As colagenoses são doenças que acometem o tecido conjuntivo, podendo acometer também outros sintomas, de natureza autoimune. É comum causarem principalmente sintomas dermatológicos e reumatológicos, acometendo mais mulheres em idade fértil. Elas são um grupo de doenças variadas, que geram um quadro clínico bastante distinto.
Neste post, iremos abordar as principais colagenoses, seus sintomas, fisiopatologia e tratamento!
O que são as colagenoses?
As colagenoses, ou doenças do colágeno, são um grupo de doenças que se caracterizam por um processo inflamatório crônico do tecido conjuntivo, com comprometimento de pequenos vasos, vários órgãos, principalmente articulações, músculos e pele.
O tecido conjuntivo apresenta inúmeras funções, como sustentação, preenchimento, elasticidade e defesa do organismo. Ele pode ser tecido sanguíneo, tecido ósseo, tecido cartilaginoso, tecido adiposo e tecido conjuntivo propriamente dito.
Apesar de serem menos comuns que outras doenças reumatológicas, como artrose e gota, as colagenoses são de grande importância devido à maior morbimortalidade. Além disso, todas elas provocam grande dano social na vida dos pacientes.
Principais colagenoses
As principais colagenoses são: artrite reumatoide, lúpus eritematoso sistêmico (LES), esclerose sistêmica, síndrome de Sjogren, dermatomiosite e doença mista do tecido conjuntivo.
Artrite reumatoide
A artrite reumatoide é uma doença reumatológica autoimune que acomete principalmente as articulações, mas também causa manifestações extra-articulares. É uma doença inflamatória crônica, causada pela interação de fatores genéticos, principalmente os alelos HLA-DR1 01, 04 e 10, e ambientais.
Nesses pacientes susceptíveis, algum gatilho ambiental gera inflamação na membrana sinovial das articulações periféricas e ocorre uma neoformação vascular e invasão de células inflamatórias e autoimunes. A inflamação das articulações ao longo do tempo leva à destruição da articulação com perda de cartilagem e erosões ósseas.
Os sintomas mais comuns são dor e edema nas articulações, principalmente das mãos, punhos e tornozelos, com rigidez matinal. Sem tratamento evolui para lesões articulares e deformidades, como os achados clássicos de desvio ulnar, deformidade em pescoço de cisne e dedo em botoeira. Das manifestações extra-articulares, a mais comum são os nódulos reumatoides. O diagnóstico é feito por meio do quadro clínico associado a achados laboratoriais, como fator reumatoide ou anti-CCP positivos e níveis elevados de VHS e PCR.

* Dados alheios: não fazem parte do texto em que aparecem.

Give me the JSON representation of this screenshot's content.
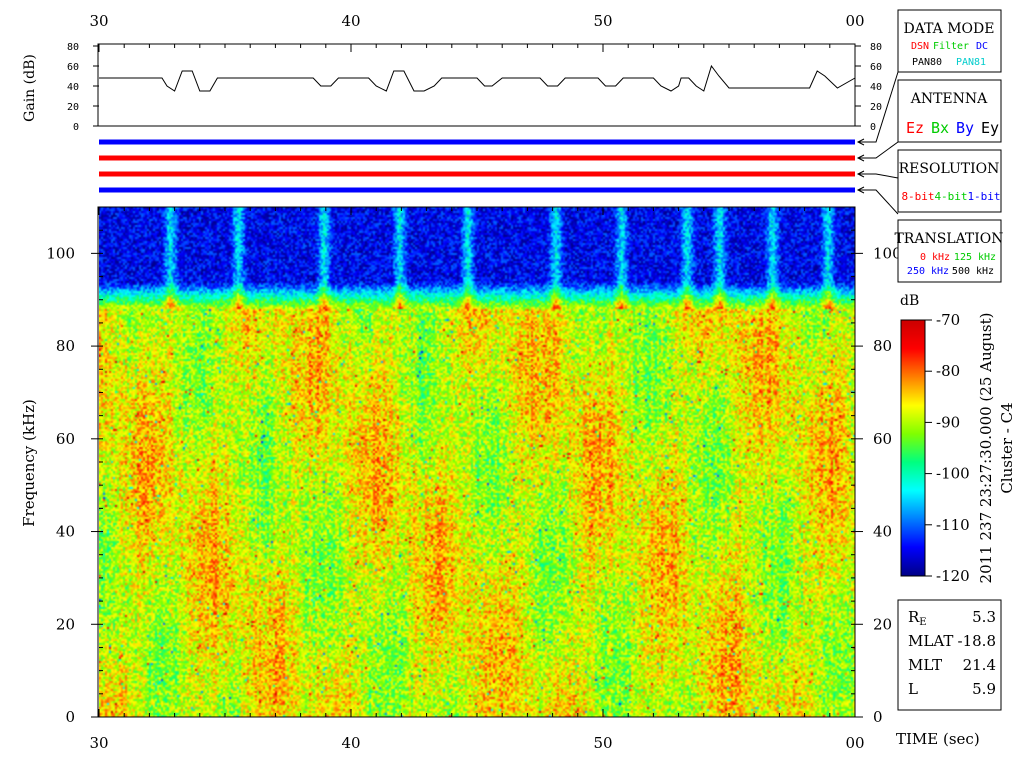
{
  "chart_data": [
    {
      "type": "line",
      "ylabel": "Gain (dB)",
      "y_ticks": [
        0,
        20,
        40,
        60,
        80
      ],
      "ylim": [
        0,
        80
      ],
      "x_tick_labels": [
        "30",
        "40",
        "50",
        "00"
      ],
      "xlim": [
        30,
        60
      ],
      "series": [
        {
          "x": [
            30,
            32.5,
            32.7,
            33.0,
            33.3,
            33.7,
            34.0,
            34.4,
            34.7,
            35.0,
            38.5,
            38.8,
            39.2,
            39.5,
            40.7,
            41.0,
            41.4,
            41.7,
            42.1,
            42.5,
            42.9,
            43.3,
            43.6,
            45.0,
            45.3,
            45.6,
            46.0,
            47.5,
            47.8,
            48.2,
            48.5,
            49.8,
            50.1,
            50.5,
            50.8,
            52.0,
            52.3,
            52.7,
            53.0,
            53.1,
            53.4,
            53.7,
            54.0,
            54.3,
            54.6,
            55.0,
            55.4,
            58.2,
            58.5,
            58.8,
            59.3,
            60
          ],
          "y": [
            48,
            48,
            40,
            35,
            55,
            55,
            35,
            35,
            48,
            48,
            48,
            40,
            40,
            48,
            48,
            40,
            35,
            55,
            55,
            35,
            35,
            40,
            48,
            48,
            40,
            40,
            48,
            48,
            40,
            40,
            48,
            48,
            40,
            40,
            48,
            48,
            40,
            35,
            40,
            48,
            48,
            40,
            35,
            60,
            50,
            38,
            38,
            38,
            55,
            50,
            38,
            48
          ]
        }
      ]
    },
    {
      "type": "heatmap",
      "xlabel": "TIME (sec)",
      "ylabel": "Frequency (kHz)",
      "x_tick_labels": [
        "30",
        "40",
        "50",
        "00"
      ],
      "xlim": [
        30,
        60
      ],
      "y_ticks": [
        0,
        20,
        40,
        60,
        80,
        100
      ],
      "ylim": [
        0,
        110
      ],
      "colorbar": {
        "label": "dB",
        "ticks": [
          -70,
          -80,
          -90,
          -100,
          -110,
          -120
        ],
        "range": [
          -120,
          -70
        ]
      },
      "description_low_band_db": -88,
      "description_high_band_db": -115,
      "high_band_start_khz": 88,
      "bright_stripes_sec": [
        32.8,
        35.5,
        38.9,
        41.9,
        44.6,
        48.1,
        50.7,
        53.3,
        54.6,
        56.7,
        58.9
      ]
    }
  ],
  "status_lines": [
    {
      "color": "#0000ff"
    },
    {
      "color": "#ff0000"
    },
    {
      "color": "#ff0000"
    },
    {
      "color": "#0000ff"
    }
  ],
  "panels": {
    "data_mode": {
      "title": "DATA MODE",
      "row1": [
        {
          "text": "DSN",
          "color": "#ff0000"
        },
        {
          "text": "Filter",
          "color": "#00cc00"
        },
        {
          "text": "DC",
          "color": "#0000ff"
        }
      ],
      "row2": [
        {
          "text": "PAN80",
          "color": "#000000"
        },
        {
          "text": "PAN81",
          "color": "#00cccc"
        }
      ]
    },
    "antenna": {
      "title": "ANTENNA",
      "items": [
        {
          "text": "Ez",
          "color": "#ff0000"
        },
        {
          "text": "Bx",
          "color": "#00cc00"
        },
        {
          "text": "By",
          "color": "#0000ff"
        },
        {
          "text": "Ey",
          "color": "#000000"
        }
      ]
    },
    "resolution": {
      "title": "RESOLUTION",
      "items": [
        {
          "text": "8-bit",
          "color": "#ff0000"
        },
        {
          "text": "4-bit",
          "color": "#00cc00"
        },
        {
          "text": "1-bit",
          "color": "#0000ff"
        }
      ]
    },
    "translation": {
      "title": "TRANSLATION",
      "row1": [
        {
          "text": "0 kHz",
          "color": "#ff0000"
        },
        {
          "text": "125 kHz",
          "color": "#00cc00"
        }
      ],
      "row2": [
        {
          "text": "250 kHz",
          "color": "#0000ff"
        },
        {
          "text": "500 kHz",
          "color": "#000000"
        }
      ]
    }
  },
  "side_caption": "2011 237 23:27:30.000 (25 August)",
  "spacecraft": "Cluster - C4",
  "orbit": [
    {
      "label": "R",
      "sub": "E",
      "value": "5.3"
    },
    {
      "label": "MLAT",
      "sub": "",
      "value": "-18.8"
    },
    {
      "label": "MLT",
      "sub": "",
      "value": "21.4"
    },
    {
      "label": "L",
      "sub": "",
      "value": "5.9"
    }
  ],
  "colors": {
    "colormap": [
      "#000088",
      "#0000ff",
      "#0080ff",
      "#00ffff",
      "#00ff80",
      "#80ff00",
      "#ffff00",
      "#ff8000",
      "#ff0000",
      "#cc0000"
    ]
  }
}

O tratamento é feito com os medicamentos anti-reumáticos modificadores da doença (DMARDs): metotrexato (primeira escolha), hidroxicloroquina, sulfassalazina e leflunomida, associado a analgésicos para as dores.
Lúpus eritematoso sistêmico
O lúpus eritematoso sistêmico (LES) é uma doença inflamatória crônica de origem autoimune, com apresentação clínica extremamente variável. Ela é uma doença de etiologia desconhecida, sendo uma combinação de fatores genéticos, imunológicos, endócrinos e ambientais. Para mais, acomete os diversos sistemas do corpo, da pele ao sistema nervoso.

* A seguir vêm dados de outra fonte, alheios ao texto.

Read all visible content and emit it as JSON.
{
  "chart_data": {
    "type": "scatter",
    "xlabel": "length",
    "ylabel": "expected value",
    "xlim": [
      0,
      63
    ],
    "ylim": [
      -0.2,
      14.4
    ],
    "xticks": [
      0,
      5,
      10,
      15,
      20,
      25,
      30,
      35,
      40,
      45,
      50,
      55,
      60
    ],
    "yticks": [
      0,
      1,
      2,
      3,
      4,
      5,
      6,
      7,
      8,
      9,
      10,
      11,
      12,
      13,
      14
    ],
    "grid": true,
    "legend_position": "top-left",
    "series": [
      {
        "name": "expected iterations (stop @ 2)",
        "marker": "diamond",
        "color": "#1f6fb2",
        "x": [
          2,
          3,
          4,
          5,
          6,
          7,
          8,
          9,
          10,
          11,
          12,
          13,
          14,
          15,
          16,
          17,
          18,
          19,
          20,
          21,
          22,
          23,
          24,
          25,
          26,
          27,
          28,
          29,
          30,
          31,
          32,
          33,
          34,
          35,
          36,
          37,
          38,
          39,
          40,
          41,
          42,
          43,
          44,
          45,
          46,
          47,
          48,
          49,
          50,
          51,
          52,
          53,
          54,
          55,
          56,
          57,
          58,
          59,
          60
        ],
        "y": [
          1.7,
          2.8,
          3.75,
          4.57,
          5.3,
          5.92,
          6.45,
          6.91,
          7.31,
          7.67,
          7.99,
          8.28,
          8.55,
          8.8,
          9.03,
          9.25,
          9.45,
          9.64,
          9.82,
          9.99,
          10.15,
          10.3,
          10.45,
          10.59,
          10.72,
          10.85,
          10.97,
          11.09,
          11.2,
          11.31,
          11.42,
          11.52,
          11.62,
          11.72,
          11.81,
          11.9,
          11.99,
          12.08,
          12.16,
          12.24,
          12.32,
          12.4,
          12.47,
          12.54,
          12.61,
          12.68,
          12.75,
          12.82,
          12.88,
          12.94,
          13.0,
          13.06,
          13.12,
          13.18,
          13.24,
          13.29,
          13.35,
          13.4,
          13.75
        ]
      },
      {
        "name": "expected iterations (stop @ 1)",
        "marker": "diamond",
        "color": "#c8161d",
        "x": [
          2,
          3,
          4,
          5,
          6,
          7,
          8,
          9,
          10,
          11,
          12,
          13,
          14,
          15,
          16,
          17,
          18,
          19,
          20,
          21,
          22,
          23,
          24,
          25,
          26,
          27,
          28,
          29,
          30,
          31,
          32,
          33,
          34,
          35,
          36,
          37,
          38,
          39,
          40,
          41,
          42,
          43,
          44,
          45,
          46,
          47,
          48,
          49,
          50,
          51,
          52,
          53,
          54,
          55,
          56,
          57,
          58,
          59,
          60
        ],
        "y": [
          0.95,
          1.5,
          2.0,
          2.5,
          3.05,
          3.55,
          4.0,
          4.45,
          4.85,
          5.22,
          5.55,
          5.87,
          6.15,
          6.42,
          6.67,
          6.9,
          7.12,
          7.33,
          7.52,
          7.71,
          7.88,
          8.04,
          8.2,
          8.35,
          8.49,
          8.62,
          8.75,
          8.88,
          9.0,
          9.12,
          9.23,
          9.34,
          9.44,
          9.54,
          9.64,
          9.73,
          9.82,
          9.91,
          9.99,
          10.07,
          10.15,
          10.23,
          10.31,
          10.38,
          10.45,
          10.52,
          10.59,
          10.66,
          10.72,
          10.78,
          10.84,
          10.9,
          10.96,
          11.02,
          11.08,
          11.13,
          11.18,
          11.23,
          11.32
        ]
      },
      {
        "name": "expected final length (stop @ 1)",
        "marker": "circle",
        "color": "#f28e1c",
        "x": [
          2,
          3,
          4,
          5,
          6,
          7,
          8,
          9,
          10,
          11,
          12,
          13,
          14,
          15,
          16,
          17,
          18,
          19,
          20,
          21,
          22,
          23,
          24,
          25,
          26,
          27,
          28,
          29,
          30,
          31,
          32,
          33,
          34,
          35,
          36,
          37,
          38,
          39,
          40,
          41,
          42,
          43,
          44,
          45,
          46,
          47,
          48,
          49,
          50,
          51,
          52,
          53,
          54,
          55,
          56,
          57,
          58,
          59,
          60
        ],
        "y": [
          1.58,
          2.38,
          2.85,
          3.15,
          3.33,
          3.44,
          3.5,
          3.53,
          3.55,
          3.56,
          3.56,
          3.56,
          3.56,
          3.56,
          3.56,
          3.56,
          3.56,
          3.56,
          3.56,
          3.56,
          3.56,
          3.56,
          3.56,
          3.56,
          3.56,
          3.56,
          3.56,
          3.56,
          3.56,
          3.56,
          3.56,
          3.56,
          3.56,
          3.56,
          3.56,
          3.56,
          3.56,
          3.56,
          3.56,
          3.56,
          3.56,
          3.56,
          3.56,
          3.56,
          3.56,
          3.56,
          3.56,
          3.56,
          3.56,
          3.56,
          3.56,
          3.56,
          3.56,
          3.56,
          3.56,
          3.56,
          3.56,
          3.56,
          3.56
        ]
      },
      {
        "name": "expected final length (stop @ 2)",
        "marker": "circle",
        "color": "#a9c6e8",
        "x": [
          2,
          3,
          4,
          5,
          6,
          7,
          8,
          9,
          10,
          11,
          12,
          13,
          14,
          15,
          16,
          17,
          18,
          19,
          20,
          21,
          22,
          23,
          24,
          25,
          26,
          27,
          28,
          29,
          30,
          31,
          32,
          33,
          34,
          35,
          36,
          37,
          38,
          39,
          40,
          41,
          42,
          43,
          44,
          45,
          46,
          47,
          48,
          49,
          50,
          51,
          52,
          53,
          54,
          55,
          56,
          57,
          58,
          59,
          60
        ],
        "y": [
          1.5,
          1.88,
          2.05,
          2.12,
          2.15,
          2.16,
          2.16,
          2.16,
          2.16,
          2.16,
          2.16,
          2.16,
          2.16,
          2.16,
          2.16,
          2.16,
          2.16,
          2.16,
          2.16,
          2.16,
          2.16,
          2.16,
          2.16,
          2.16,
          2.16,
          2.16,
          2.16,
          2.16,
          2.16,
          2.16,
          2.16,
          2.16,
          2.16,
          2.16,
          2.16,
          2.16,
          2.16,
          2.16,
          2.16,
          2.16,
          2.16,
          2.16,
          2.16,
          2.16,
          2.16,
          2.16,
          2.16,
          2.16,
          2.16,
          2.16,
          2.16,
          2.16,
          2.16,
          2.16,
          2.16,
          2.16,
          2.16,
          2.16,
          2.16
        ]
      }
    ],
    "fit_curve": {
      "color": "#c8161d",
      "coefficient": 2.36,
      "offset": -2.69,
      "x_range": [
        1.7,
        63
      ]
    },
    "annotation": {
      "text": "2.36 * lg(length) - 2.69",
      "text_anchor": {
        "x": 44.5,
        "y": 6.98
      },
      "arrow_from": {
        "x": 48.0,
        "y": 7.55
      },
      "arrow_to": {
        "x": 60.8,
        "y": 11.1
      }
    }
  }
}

O fator ambiental em pessoas geneticamente susceptíveis parece ser o que leva a ativação da autoimunidade. O dano celular causado pelos fatores ambientais gera ativação de células T e B, gerando uma resposta imune crônica e autodirecionada, que leva a danos aos órgãos, por formação de imunocomplexos.
As características clínicas podem variar desde uma doença muito leve, com envolvimento apenas mucocutâneo, até uma doença grave com envolvimento de múltiplos sistemas. Do ponto de vista dermatológico, a alteração mais típica do LES é o rash malar ou rash em borboleta (lesão eritematosa que acomete bochechas e ponte nasal). É bastante típico também as lesões discóides, típicas do LES discóide.
Outros sintomas comuns no LES são: febre, leucopenia, trombocitopenia, delírio e psicose, convulsão, alopecia, derrame pleural ou pericárdico, pericardite e nefrite lúpica. O paciente costuma ter o FAN positivo, podendo ter também outros anticorpos como anticardiolipina e anticoagulante lúpico positivos, além de C3 e/ou C4 baixos.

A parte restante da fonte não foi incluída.